The 2007 Dallas Mavericks seemed poised to redeem their NBA Finals loss of the previous season and tear through any opposition after tallying 67 wins, tying for the fourth highest win total in NBA history, only to fall to the 42-win Warriors in the first round.
The 2010 Boston Celtics won only 50 games and came within mere seconds of toppling the defending champion Lakers in the Finals.
Though it may not be fair to the current Spurs to judge them by their previous failings and those of other teams, those teams have taught us that the regular season isn’t everything.
Besides, are we so sure the Spurs could actually beat the Lakers, Heat or Celtics in a seven game series?
On paper, the Spurs wouldn’t stand a chance. They don’t have the brute size of the Celtics or Lakers and aren’t remotely close to the Heat athletically. Even just in pure talent the Spurs aren’t quite in their category.
Though Tim Duncan is one of the greatest forwards of all time, his declining production, including career worsts in points 13.7 and rebounds 9.5, is clearly more of a result of his diminishing abilities than the level of depth on the team.
Though Parker, Manu Ginobili and Richard Jefferson are nothing to scoff at, they don't exactly have a dynastic feel to them.
On the other hand, when Shaq starts, the Celtics are the only team of the last two decades, and probably beyond, that could argue that each member of their starting five should wind up in the Hall of Fame.
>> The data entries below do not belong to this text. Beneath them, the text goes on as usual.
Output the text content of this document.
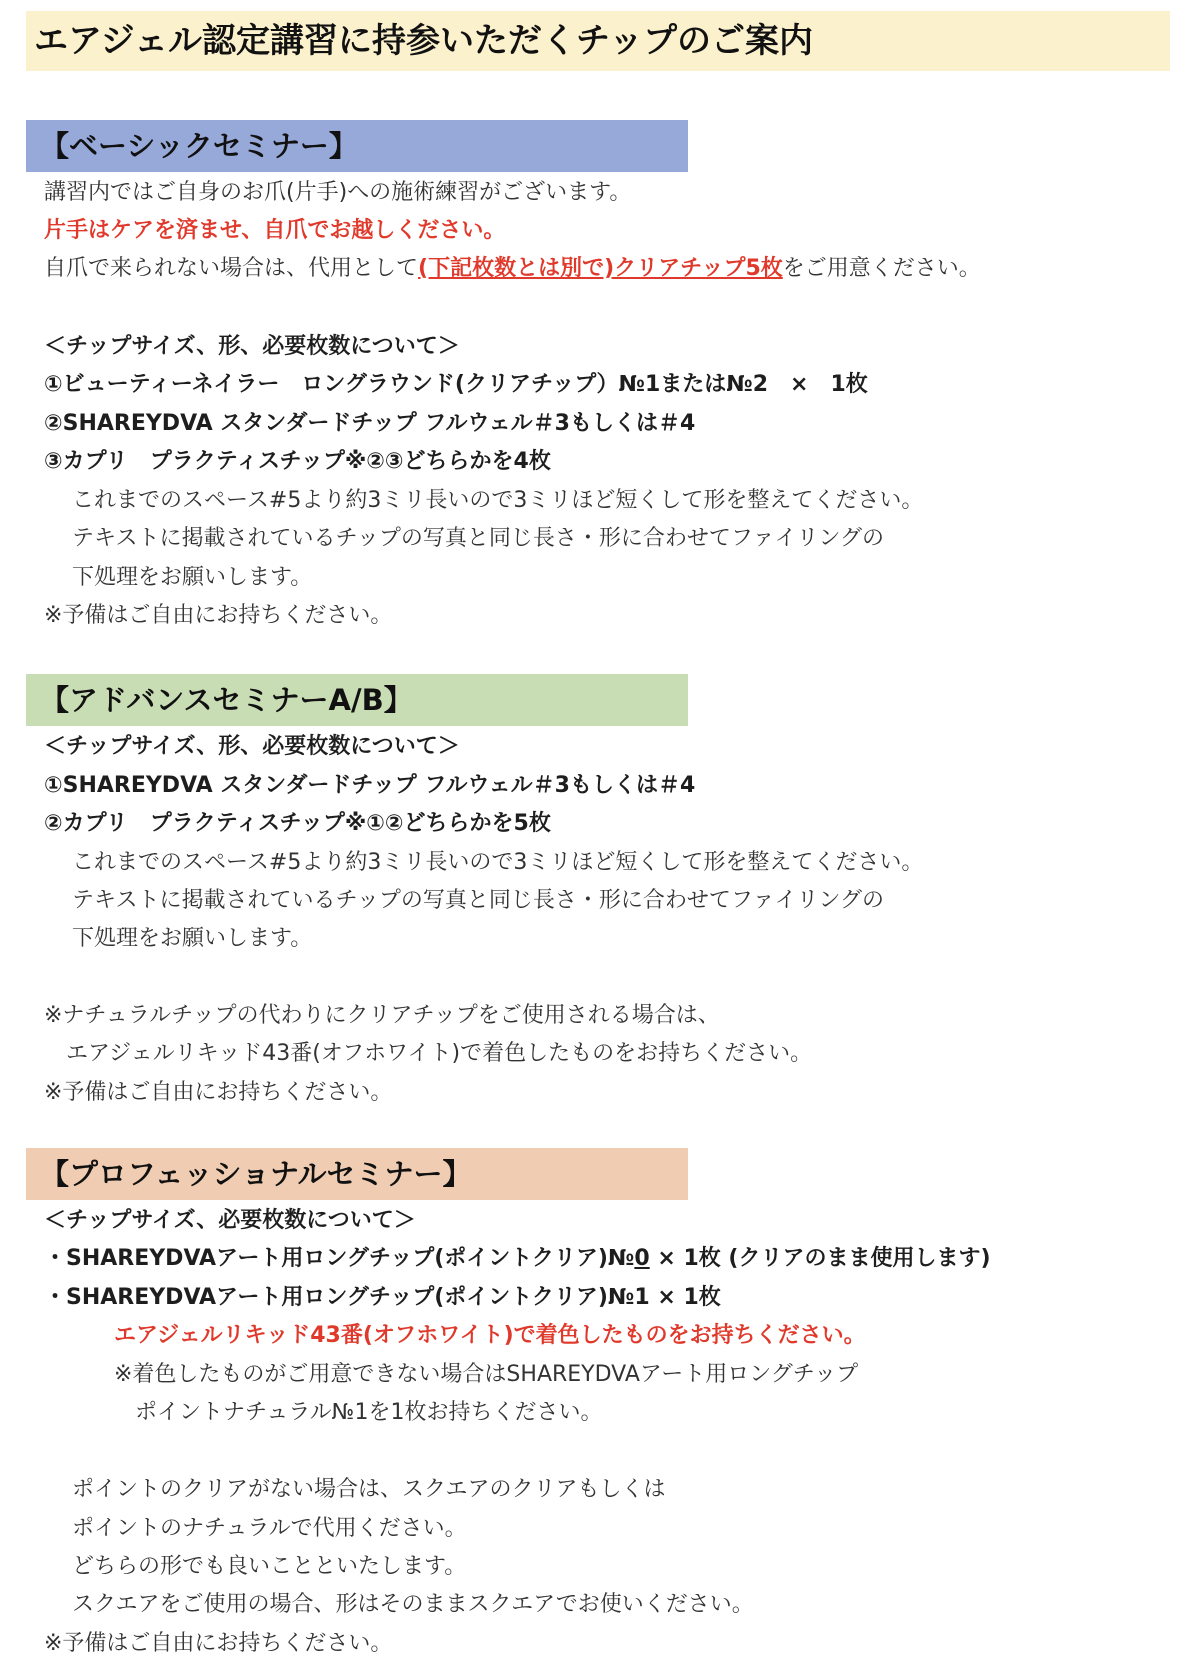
エアジェル認定講習に持参いただくチップのご案内
【ベーシックセミナー】
講習内ではご自身のお爪(片手)への施術練習がございます。
片手はケアを済ませ、自爪でお越しください。
自爪で来られない場合は、代用として(下記枚数とは別で)クリアチップ5枚をご用意ください。
＜チップサイズ、形、必要枚数について＞
①ビューティーネイラー　ロングラウンド(クリアチップ）№1または№2　×　1枚
②SHAREYDVA スタンダードチップ フルウェル＃3もしくは＃4
③カプリ　プラクティスチップ※②③どちらかを4枚
これまでのスペース#5より約3ミリ長いので3ミリほど短くして形を整えてください。
テキストに掲載されているチップの写真と同じ長さ・形に合わせてファイリングの
下処理をお願いします。
※予備はご自由にお持ちください。
【アドバンスセミナーA/B】
＜チップサイズ、形、必要枚数について＞
①SHAREYDVA スタンダードチップ フルウェル＃3もしくは＃4
②カプリ　プラクティスチップ※①②どちらかを5枚
これまでのスペース#5より約3ミリ長いので3ミリほど短くして形を整えてください。
テキストに掲載されているチップの写真と同じ長さ・形に合わせてファイリングの
下処理をお願いします。
※ナチュラルチップの代わりにクリアチップをご使用される場合は、
エアジェルリキッド43番(オフホワイト)で着色したものをお持ちください。
※予備はご自由にお持ちください。
【プロフェッショナルセミナー】
＜チップサイズ、必要枚数について＞
・SHAREYDVAアート用ロングチップ(ポイントクリア)№0 × 1枚 (クリアのまま使用します)
・SHAREYDVAアート用ロングチップ(ポイントクリア)№1 × 1枚
エアジェルリキッド43番(オフホワイト)で着色したものをお持ちください。
※着色したものがご用意できない場合はSHAREYDVAアート用ロングチップ
ポイントナチュラル№1を1枚お持ちください。
ポイントのクリアがない場合は、スクエアのクリアもしくは
ポイントのナチュラルで代用ください。
どちらの形でも良いことといたします。
スクエアをご使用の場合、形はそのままスクエアでお使いください。
※予備はご自由にお持ちください。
In Kobe Bryant, the Lakers boast arguably the greatest individual talent since Jordan, and with Andrew Bynum, Pau Gasol and Lamar Odom they boast more sheer size than the Bulls ever did.
Though the Spurs bounced LeBron James out of the 2007 Finals rather easily, they’d likely find James a bit more of a challenge now than when he was 21 years old carrying a team of mannequins and lukewarm bodies, given that he’s added range, depth, defense and furthered his already insane amount of explosiveness and strength since then.
And his teammates are better too.
The Spurs wouldn’t stand a chance on paper, but then again on paper the Spurs aren’t a 35-6 team, on paper the 2007 Mavericks should have been NBA Champions and on paper LeBron James should have never made it to the Finals in the first place.
Maybe the truth is that there is no singular reason why the Spurs are being overlooked.
Maybe they are being overlooked for each or only one of the reasons I gave, but if you don’t want to see the championship parade in San Antonio this year you had better hope your team doesn’t overlook them in the playoffs.